Monday, January 23, 2012

Literacy Dig: Goodwill

This week, my team and I went to the local Goodwill to do field work for a literacy dig. Goodwill seemed like a great location to have a literacy dig; it could also be taken even further by incorporating themes such as sustainability and building jobs in the community.

Field work is essential to get the most out of your literacy dig. By going to the site to take notes and understand the surroundings, you can iron out any kinks that could hinder your literacy dig.

It is very important to talk to someone at the site to let them know what you are doing and to get permission for any filming or photography that will be shot. Goodwill has a strict policy that needed to be followed; to avoid trouble, the appropriate person should be notified. They can also be very helpful in letting you see areas that you wouldn't have noticed or providing resources that you wouldn't be able to get otherwise. For example, we were able to get old flyers that were out of print because of asking.

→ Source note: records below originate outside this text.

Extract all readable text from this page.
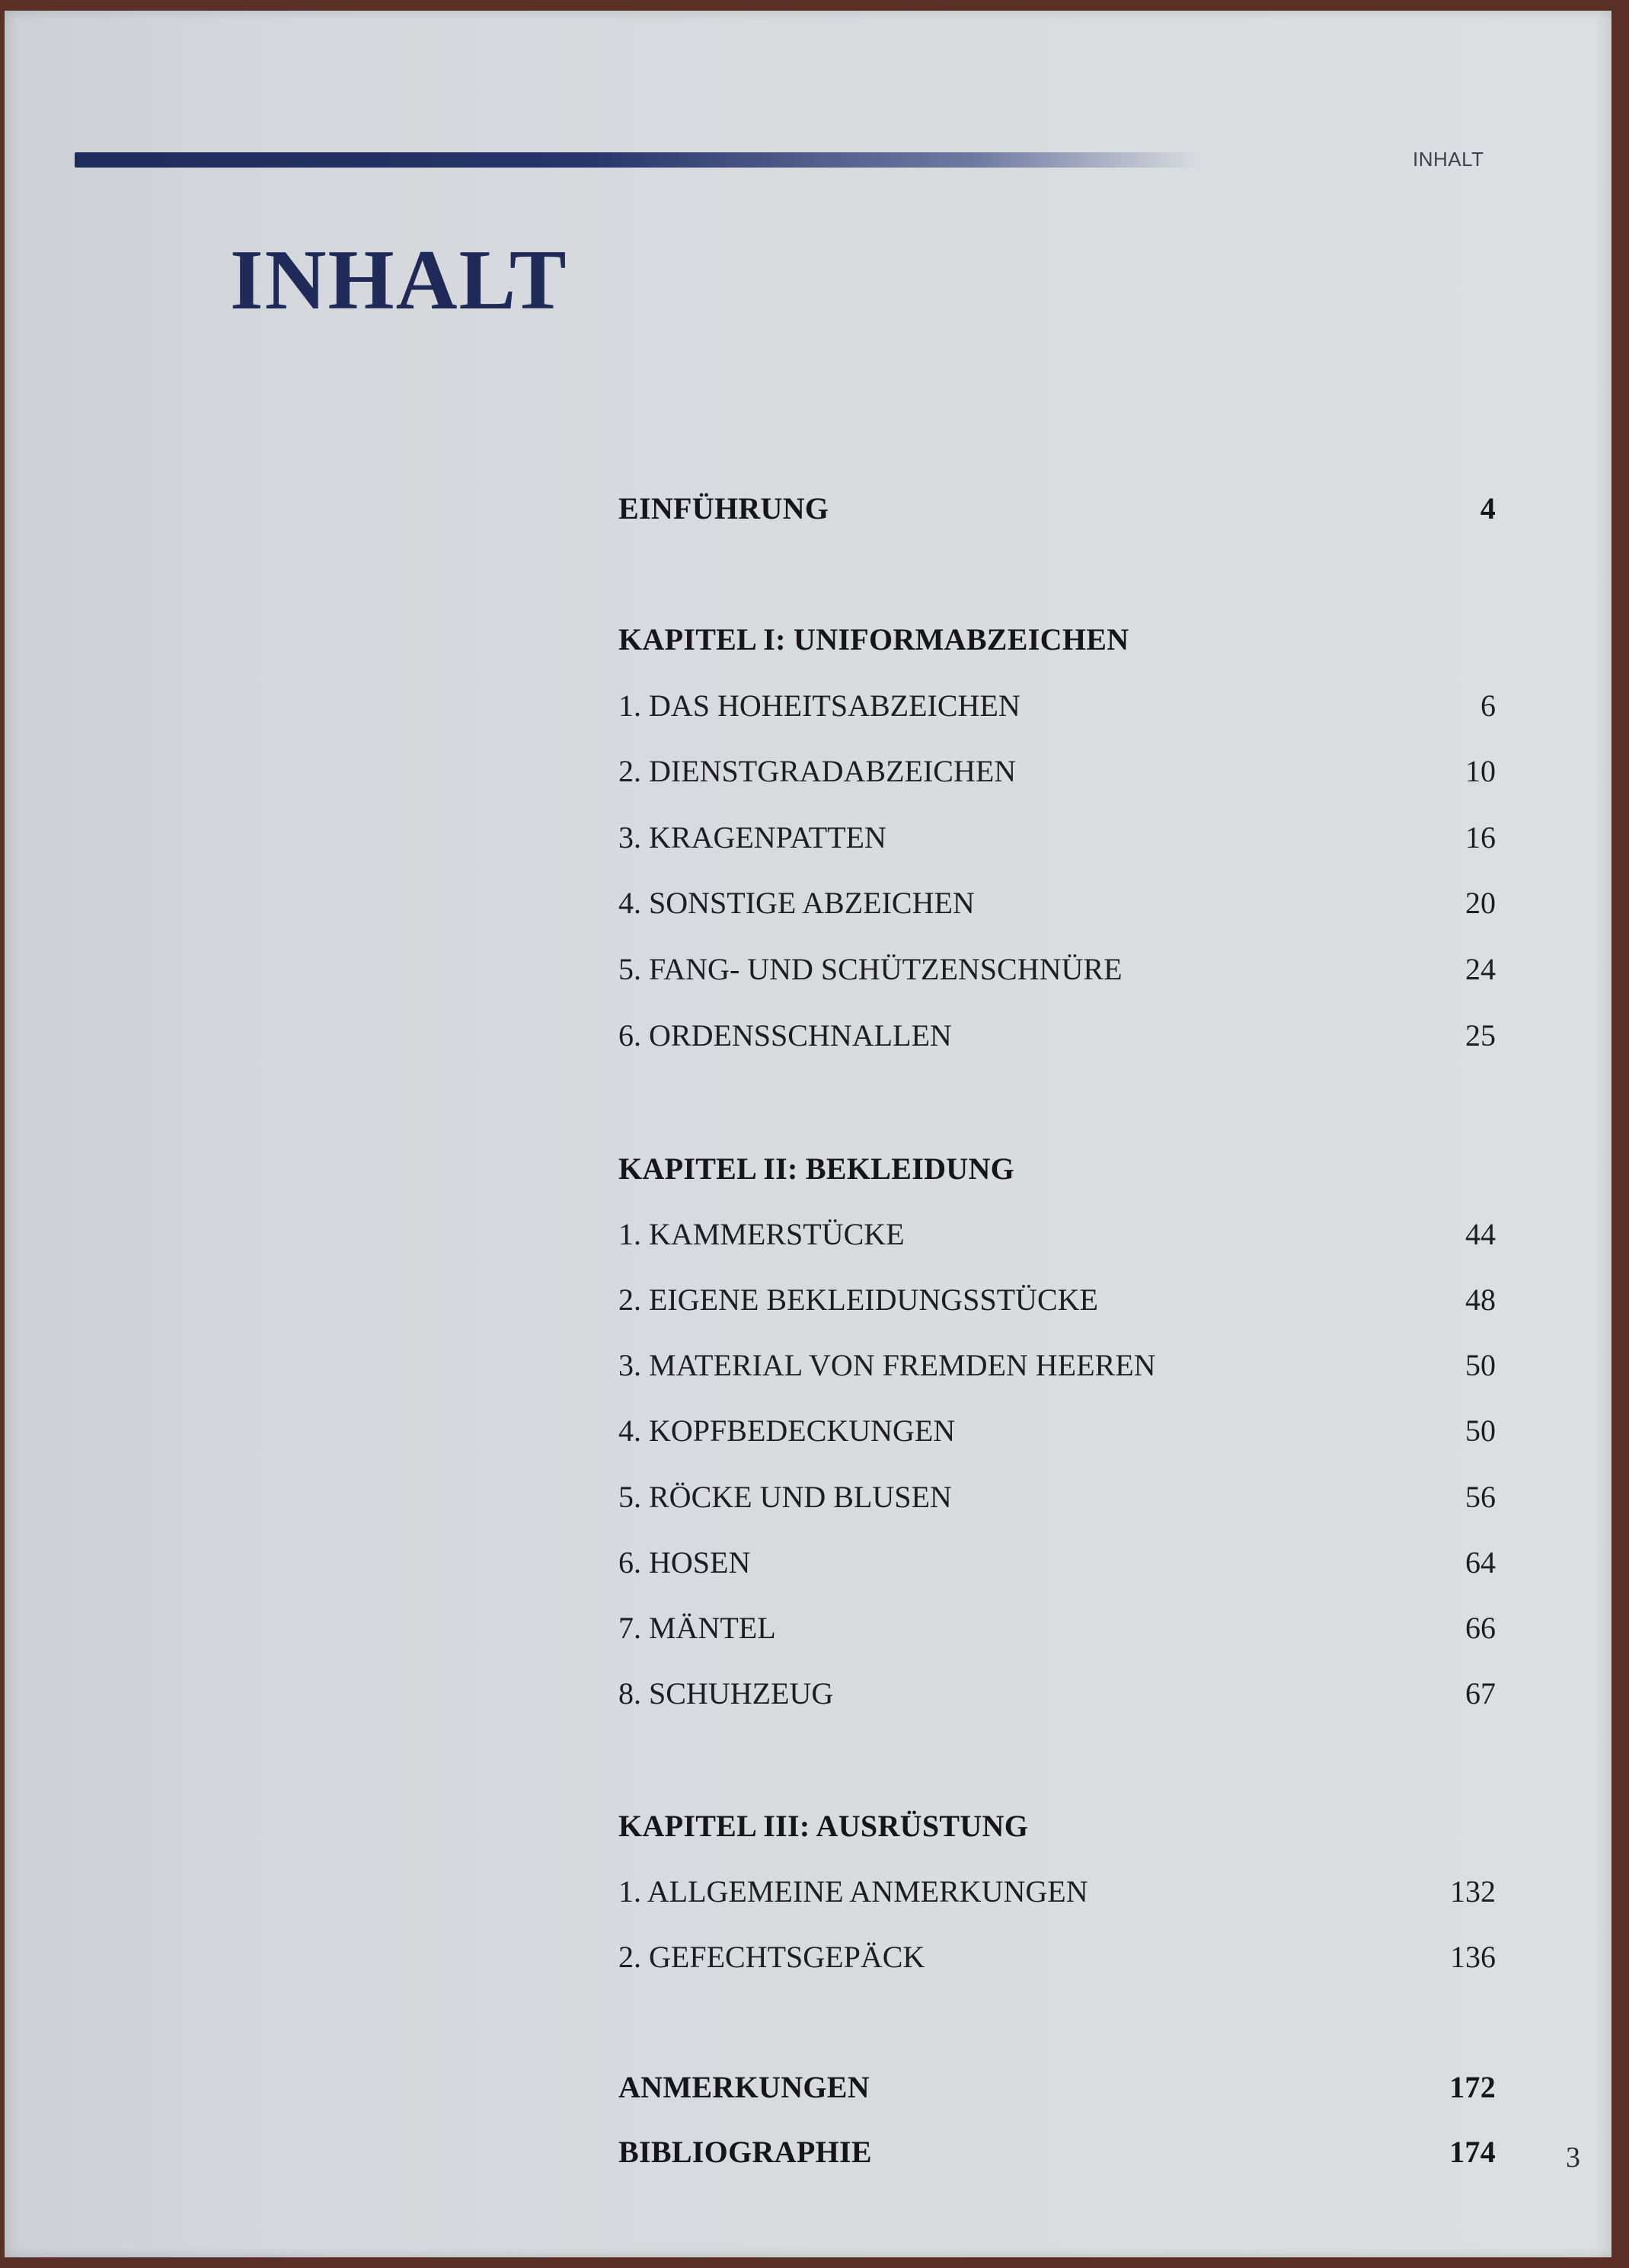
INHALT
INHALT
EINFÜHRUNG	4
KAPITEL I: UNIFORMABZEICHEN
1. DAS HOHEITSABZEICHEN	6
2. DIENSTGRADABZEICHEN	10
3. KRAGENPATTEN	16
4. SONSTIGE ABZEICHEN	20
5. FANG- UND SCHÜTZENSCHNÜRE	24
6. ORDENSSCHNALLEN	25
KAPITEL II: BEKLEIDUNG
1. KAMMERSTÜCKE	44
2. EIGENE BEKLEIDUNGSSTÜCKE	48
3. MATERIAL VON FREMDEN HEEREN	50
4. KOPFBEDECKUNGEN	50
5. RÖCKE UND BLUSEN	56
6. HOSEN	64
7. MÄNTEL	66
8. SCHUHZEUG	67
KAPITEL III: AUSRÜSTUNG
1. ALLGEMEINE ANMERKUNGEN	132
2. GEFECHTSGEPÄCK	136
ANMERKUNGEN	172
BIBLIOGRAPHIE	174 3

Goodwill had a very print rich environment, with signs advertising items and pricing throughout the store. There were also several posters along the wall as well as labels on larger items. Although Goodwill had a lot of unique print, there were "normal" print found in several places visible that could be pointed out to the children such as the fire alarm, the wet floor sign and the signs to the women's and men's bathroom. Because we see these things so often, it is easy to overlook them. It can be a great opportunity to let the children show you their experiences with these typical forms of print.

Of course, collaboration is the essence of teaching and this was no different. I got several wonderful ideas from the media department to do with young children such as:

  • Having a guided tour around the store;
  • Helping the children see that recycling helps save resources and provides jobs in the community;
  • Understanding the difference between something that can be recycled and what is trash.